The small sample size also precluded us from evaluating the effects of Part D in subsets of Medicare beneficiaries, such as those without prior drug coverage or those enrolled in both Medicare and Medicaid. While Part D has been found to be associated with increased medication use, decreased nondrug medical spending, and improved adherence for Medicare beneficiaries with limited prior drug coverage (10, 12, 31), the policy has had little impact on health care utilization and expenditures in dual-eligibles (7). Since we did not conduct subgroup analyses based on patients' insurance coverage, our findings may have reflected an averaged effect of Part D among patients with arthritis.
In addition, we only included patients who were age ≥65 years. Since individuals ages <65 years could be enrolled in Medicare due to disabilities or end-stage renal disease, our results may not be generalizable to the overall Medicare population. It is possible that individuals ages <65 years have different patterns of health care utilization and expenditures, and Part D may have had different effects on these patients. Also, our study was limited to the evaluation of patients with arthritis and other rheumatic conditions. Therefore, the study findings may not be transferrable to patients with other disease states.

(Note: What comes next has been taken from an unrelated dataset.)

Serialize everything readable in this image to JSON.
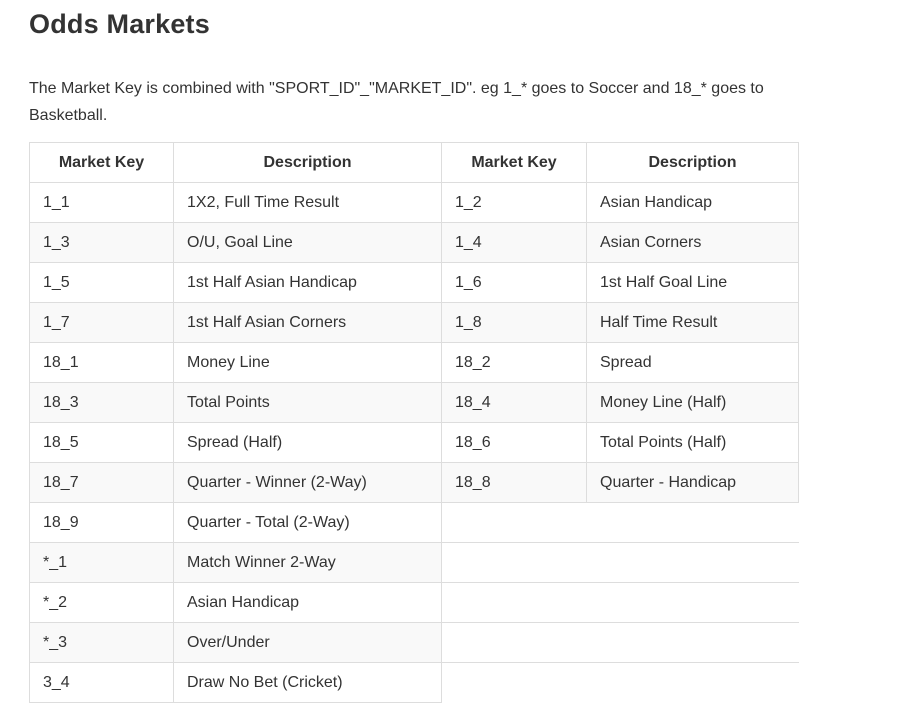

Finally, given the inherent limitations of the MEPS data, we could not evaluate changes in adherence or long-term health outcomes attributable to Part D. The observed increases in prescription fills and decreased OOP expenditures in the current study imply that access to prescription medications has improved for patients with arthritis after Part D; however, these improvements may not be positively associated with increased adherence to drug therapy. In addition to economic benefits such as decreased OOP payments, the assessment of clinical benefits using long-term health outcomes is necessary to examine whether and how Part D has enhanced the health for the elderly.
In summary, Medicare Part D was associated with significant reductions in OOP prescription expenditures and OOP medical expenditures, as well as increased medication utilization, among a nationally representative sample of patients with arthritis and other rheumatic conditions 3 years after its implementation. While total prescription expenditures increased for those who had higher drug spending, total medical expenditures had not increased after Part D. Further research might explore the differential effects of Part D on subsets of patients with arthritis, including both clinical and economic benefits. As the structure of Part D continues to evolve, it will be necessary to assess its impact on access to medications and long-term health outcomes.